Début de "Quand passent les chocards"

Michel Brome-Tonne Par Le 14/10/2019

Dans Romans

Alejandro
Mai 2016 : un nouveau départ ?
Dans trois heures je vais atterrir à l’aéroport de
Maiquetía, dans un pays exsangue, en proie à l’instabilité
politique, aux pénuries, à la violence. Ce pays, c’est le
pays où je suis né ; par hasard, par chance, par la force des
choses… Je ne sais pas dans quelle catégorie ranger les
raisons de ma naissance sur ce sol d’Amérique du Sud.

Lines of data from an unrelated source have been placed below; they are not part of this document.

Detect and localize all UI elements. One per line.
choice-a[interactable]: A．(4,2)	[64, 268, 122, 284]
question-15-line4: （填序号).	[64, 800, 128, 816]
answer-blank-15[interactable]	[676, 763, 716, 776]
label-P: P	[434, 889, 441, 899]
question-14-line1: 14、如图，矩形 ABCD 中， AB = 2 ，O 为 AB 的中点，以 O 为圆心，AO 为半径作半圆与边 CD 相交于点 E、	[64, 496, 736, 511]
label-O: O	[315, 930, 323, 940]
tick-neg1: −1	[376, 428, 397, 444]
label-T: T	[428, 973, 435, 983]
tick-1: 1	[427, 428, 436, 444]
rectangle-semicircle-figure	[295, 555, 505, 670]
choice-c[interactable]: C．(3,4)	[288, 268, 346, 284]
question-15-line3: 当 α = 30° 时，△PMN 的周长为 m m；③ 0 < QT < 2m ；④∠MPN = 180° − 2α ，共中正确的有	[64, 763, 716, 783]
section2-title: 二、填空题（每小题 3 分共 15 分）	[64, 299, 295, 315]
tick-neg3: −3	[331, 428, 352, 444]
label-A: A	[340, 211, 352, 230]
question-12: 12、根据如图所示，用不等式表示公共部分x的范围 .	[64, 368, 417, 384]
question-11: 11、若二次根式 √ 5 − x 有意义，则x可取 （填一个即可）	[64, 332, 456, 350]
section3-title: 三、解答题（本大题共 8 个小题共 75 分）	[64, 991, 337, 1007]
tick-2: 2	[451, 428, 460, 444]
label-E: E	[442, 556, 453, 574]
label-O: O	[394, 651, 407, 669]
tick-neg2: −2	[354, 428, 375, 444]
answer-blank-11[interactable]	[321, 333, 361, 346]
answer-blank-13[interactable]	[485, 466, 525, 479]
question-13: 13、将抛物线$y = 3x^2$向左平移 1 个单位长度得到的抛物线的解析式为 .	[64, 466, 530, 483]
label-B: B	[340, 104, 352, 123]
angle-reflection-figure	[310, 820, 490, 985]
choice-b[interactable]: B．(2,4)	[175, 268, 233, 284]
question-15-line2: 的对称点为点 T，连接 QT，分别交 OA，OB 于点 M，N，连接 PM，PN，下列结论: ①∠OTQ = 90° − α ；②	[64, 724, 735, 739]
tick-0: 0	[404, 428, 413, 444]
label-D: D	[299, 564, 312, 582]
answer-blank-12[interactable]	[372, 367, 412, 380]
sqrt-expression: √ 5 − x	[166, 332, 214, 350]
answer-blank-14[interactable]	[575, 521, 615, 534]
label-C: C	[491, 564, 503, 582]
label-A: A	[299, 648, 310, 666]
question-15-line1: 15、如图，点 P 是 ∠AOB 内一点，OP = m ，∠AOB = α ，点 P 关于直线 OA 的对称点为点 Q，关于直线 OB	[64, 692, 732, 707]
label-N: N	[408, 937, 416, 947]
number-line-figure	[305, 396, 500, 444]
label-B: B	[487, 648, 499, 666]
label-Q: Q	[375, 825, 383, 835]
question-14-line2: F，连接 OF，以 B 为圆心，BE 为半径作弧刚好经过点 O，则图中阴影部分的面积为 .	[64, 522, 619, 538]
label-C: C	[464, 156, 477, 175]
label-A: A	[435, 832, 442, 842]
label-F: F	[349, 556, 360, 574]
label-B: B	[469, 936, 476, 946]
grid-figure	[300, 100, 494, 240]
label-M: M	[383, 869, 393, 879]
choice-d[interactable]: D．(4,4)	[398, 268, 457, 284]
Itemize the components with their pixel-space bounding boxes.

Mes
parents étaient Français, ils ne sont plus de ce monde mais
mon père avait des origines basques et m’a laissé son nom :
Etchegarray. Ça veut dire « maison d’en haut ». Je trouve
que ça sonne bien en basque. Du côté de ma mère, c’est
Bordes, et ce nom vient du Béarn, il y a même un village
qui s’appelle ainsi. Les bordes désignent des bergeries, des
petites fermes dans cette région. Voilà, j’ai des noms de
maisons, ancrées dans les terres du Sud-Ouest. Et c’est là
que j’ai passé la fin de mon adolescence et ma vie d’adulte.
J’ai vingt-huit ans.
Mon prénom, c’est Alejandro. Là, ça sonne exotique.

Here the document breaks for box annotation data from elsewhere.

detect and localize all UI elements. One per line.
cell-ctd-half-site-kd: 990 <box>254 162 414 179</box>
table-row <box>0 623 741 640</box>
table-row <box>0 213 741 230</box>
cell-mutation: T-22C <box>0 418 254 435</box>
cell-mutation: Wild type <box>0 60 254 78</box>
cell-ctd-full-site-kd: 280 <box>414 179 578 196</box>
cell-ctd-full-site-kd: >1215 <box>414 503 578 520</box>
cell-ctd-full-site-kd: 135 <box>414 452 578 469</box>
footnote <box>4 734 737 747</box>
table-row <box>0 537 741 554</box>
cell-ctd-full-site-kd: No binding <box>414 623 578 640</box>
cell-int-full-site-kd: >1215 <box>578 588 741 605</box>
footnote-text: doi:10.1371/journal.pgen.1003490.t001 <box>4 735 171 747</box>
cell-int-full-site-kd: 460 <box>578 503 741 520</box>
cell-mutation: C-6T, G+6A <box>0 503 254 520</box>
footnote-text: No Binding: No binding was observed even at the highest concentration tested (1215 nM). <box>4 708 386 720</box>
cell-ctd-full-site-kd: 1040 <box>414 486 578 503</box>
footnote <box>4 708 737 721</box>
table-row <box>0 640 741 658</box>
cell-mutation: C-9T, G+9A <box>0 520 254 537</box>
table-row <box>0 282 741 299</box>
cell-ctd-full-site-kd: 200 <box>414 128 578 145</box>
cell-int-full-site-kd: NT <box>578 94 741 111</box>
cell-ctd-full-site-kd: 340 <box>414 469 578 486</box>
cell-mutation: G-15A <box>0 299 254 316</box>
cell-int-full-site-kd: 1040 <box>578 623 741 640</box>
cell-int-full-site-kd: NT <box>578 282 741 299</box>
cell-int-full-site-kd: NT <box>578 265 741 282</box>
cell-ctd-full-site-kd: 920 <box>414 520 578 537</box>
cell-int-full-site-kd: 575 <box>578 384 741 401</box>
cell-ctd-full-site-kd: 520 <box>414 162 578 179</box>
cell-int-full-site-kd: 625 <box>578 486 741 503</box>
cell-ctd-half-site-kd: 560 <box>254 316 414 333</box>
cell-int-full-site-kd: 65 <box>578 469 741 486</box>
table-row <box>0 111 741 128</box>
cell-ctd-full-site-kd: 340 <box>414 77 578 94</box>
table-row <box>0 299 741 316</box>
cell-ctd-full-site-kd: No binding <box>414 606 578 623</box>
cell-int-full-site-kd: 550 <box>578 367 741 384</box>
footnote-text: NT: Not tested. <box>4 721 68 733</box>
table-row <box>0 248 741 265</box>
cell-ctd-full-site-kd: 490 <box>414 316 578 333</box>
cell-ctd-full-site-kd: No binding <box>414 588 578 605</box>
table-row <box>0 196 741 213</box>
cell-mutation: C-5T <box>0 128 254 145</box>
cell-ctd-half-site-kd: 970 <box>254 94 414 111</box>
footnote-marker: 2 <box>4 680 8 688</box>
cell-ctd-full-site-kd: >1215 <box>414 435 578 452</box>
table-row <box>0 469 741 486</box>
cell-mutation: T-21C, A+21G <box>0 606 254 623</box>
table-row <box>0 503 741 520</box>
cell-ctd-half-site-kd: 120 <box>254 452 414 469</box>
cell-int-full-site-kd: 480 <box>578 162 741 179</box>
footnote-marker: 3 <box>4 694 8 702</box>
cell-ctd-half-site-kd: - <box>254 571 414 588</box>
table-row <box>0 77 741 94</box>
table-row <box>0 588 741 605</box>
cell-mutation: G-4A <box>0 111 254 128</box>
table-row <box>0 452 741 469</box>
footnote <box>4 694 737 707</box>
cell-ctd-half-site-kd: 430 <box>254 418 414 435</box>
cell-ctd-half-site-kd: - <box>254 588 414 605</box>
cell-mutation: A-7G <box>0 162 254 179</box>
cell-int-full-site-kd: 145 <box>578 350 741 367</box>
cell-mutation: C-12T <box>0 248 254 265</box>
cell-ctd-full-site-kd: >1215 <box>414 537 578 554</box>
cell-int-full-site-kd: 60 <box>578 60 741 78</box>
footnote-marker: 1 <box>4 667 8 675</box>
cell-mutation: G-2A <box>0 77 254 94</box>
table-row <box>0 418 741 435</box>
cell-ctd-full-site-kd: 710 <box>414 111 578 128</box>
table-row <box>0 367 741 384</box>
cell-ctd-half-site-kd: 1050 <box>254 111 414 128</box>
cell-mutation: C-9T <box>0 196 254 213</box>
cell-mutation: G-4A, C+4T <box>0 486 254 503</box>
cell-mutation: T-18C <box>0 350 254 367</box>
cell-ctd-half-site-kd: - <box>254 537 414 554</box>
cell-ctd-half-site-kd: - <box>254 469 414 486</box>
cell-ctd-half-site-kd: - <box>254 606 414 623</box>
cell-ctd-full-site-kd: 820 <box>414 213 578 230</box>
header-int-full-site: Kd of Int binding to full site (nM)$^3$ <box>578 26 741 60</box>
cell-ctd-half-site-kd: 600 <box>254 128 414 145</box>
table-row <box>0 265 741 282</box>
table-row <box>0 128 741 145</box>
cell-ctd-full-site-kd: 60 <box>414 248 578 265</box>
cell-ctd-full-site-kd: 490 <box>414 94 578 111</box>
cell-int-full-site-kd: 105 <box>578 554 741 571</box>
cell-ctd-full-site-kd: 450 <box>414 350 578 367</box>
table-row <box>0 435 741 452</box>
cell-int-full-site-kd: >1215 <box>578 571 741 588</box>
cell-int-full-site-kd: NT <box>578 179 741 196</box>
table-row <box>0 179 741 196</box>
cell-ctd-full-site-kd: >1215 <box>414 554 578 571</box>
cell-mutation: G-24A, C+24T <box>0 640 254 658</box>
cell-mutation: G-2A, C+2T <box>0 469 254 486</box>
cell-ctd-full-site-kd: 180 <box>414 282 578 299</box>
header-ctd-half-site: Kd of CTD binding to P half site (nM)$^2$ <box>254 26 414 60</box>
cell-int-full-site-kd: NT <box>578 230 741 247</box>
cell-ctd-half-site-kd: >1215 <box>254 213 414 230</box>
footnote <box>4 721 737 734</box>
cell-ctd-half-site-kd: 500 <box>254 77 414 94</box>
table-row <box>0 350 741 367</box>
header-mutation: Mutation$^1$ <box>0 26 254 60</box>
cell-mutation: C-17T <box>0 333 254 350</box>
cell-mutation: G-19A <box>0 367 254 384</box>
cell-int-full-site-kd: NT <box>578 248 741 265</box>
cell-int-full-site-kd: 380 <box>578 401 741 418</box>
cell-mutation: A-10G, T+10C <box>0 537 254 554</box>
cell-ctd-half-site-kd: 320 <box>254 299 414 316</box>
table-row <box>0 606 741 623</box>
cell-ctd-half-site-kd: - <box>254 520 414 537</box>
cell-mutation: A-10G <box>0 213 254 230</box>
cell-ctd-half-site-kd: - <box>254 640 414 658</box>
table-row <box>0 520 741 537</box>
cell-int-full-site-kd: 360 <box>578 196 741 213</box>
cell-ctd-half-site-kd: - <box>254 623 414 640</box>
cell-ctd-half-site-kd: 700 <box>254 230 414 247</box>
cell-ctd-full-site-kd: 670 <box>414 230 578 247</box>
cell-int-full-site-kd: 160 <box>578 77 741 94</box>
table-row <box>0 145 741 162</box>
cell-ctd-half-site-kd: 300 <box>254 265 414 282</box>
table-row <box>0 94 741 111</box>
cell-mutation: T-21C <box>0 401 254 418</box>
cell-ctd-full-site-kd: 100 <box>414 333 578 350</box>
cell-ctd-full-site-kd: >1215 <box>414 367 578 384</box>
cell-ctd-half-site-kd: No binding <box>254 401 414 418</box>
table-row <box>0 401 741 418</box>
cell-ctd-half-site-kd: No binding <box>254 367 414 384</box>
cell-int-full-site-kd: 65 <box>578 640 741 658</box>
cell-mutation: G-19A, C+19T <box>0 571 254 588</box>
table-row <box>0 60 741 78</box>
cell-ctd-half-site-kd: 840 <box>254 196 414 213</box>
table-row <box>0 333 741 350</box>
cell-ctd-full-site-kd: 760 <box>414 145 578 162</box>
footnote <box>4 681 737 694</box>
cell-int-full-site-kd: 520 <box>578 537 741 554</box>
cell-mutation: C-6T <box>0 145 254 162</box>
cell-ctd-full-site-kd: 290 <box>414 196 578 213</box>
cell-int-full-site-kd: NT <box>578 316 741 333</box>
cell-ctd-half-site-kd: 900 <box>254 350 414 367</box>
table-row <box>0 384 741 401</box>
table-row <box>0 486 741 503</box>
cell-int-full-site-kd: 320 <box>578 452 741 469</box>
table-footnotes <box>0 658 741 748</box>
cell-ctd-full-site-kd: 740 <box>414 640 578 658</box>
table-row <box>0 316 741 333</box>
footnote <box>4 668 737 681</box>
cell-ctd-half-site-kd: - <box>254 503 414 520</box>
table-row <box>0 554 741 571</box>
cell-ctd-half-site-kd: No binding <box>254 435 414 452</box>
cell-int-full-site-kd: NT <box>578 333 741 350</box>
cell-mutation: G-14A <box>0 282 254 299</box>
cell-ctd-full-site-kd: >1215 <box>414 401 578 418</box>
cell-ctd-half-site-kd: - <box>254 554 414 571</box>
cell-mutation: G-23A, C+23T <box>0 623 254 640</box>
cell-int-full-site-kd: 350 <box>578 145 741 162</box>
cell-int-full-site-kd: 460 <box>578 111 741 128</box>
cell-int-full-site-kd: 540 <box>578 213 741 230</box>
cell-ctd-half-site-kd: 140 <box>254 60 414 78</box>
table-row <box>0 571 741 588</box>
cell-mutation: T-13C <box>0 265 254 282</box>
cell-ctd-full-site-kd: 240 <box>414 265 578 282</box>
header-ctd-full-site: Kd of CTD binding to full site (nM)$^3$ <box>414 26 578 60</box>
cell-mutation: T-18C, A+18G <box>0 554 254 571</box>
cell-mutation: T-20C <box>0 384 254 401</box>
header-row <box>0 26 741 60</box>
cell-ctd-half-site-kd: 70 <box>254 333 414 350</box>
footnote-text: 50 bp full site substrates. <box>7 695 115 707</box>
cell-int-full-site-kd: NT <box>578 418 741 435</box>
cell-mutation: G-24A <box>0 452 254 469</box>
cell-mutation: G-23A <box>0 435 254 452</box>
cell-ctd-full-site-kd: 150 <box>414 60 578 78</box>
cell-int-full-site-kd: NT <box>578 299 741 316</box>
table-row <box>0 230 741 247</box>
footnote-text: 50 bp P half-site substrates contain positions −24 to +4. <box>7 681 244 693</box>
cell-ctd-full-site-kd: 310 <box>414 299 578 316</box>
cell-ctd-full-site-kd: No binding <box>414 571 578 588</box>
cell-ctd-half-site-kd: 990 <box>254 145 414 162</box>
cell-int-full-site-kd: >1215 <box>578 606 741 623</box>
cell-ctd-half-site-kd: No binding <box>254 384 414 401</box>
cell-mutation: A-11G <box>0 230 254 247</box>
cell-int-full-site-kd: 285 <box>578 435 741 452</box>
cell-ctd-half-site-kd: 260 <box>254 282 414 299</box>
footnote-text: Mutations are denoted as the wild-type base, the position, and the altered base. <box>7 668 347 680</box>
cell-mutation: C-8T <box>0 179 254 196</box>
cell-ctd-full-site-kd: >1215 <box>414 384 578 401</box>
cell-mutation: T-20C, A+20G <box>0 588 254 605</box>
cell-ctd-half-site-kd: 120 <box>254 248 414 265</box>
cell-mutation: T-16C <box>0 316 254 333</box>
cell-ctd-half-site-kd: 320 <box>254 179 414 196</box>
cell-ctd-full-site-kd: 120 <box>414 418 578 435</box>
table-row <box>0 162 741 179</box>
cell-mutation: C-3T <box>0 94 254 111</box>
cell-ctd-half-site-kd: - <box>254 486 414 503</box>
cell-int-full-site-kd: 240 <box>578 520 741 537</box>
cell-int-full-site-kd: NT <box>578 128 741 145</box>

On pourrait penser à une origine ibérique, née des terres
chaudes qui s’étendent de l’autre côté des Pyrénées. Mais
cette origine est plus indirecte, elle a voyagé en caravelle,
avec des conquistadors et des chevaux, des missionnaires,
des plants de canne à sucre, des migrants. Ce prénom, on
me l’a donné car je suis né à Caracas, au Venezuela, et que
ce pays est hispanophone : on y parle le castillan avec un
accent proche de l’andalou ou du canarien. Quand on
naît sur le sol du Venezuela, et plus généralement sur celui
du Nouveau Monde, on reçoit la nationalité du pays, en
plus de celle de nos parents. Je suis Français, Vénézuélien,
Basque, Béarnais. J’ai vécu la plus grande partie de mon
enfance dans les beaux quartiers de Caracas et fréquenté
l’École française jusqu’au collège. J’y ai connu une enfance
choyée, dans une ville située à 900 mètres d’altitude et sous
les tropiques, ce qui fait que la température y est idéale toute
l’année. Nous vivions sans climatisation et sans chauffage.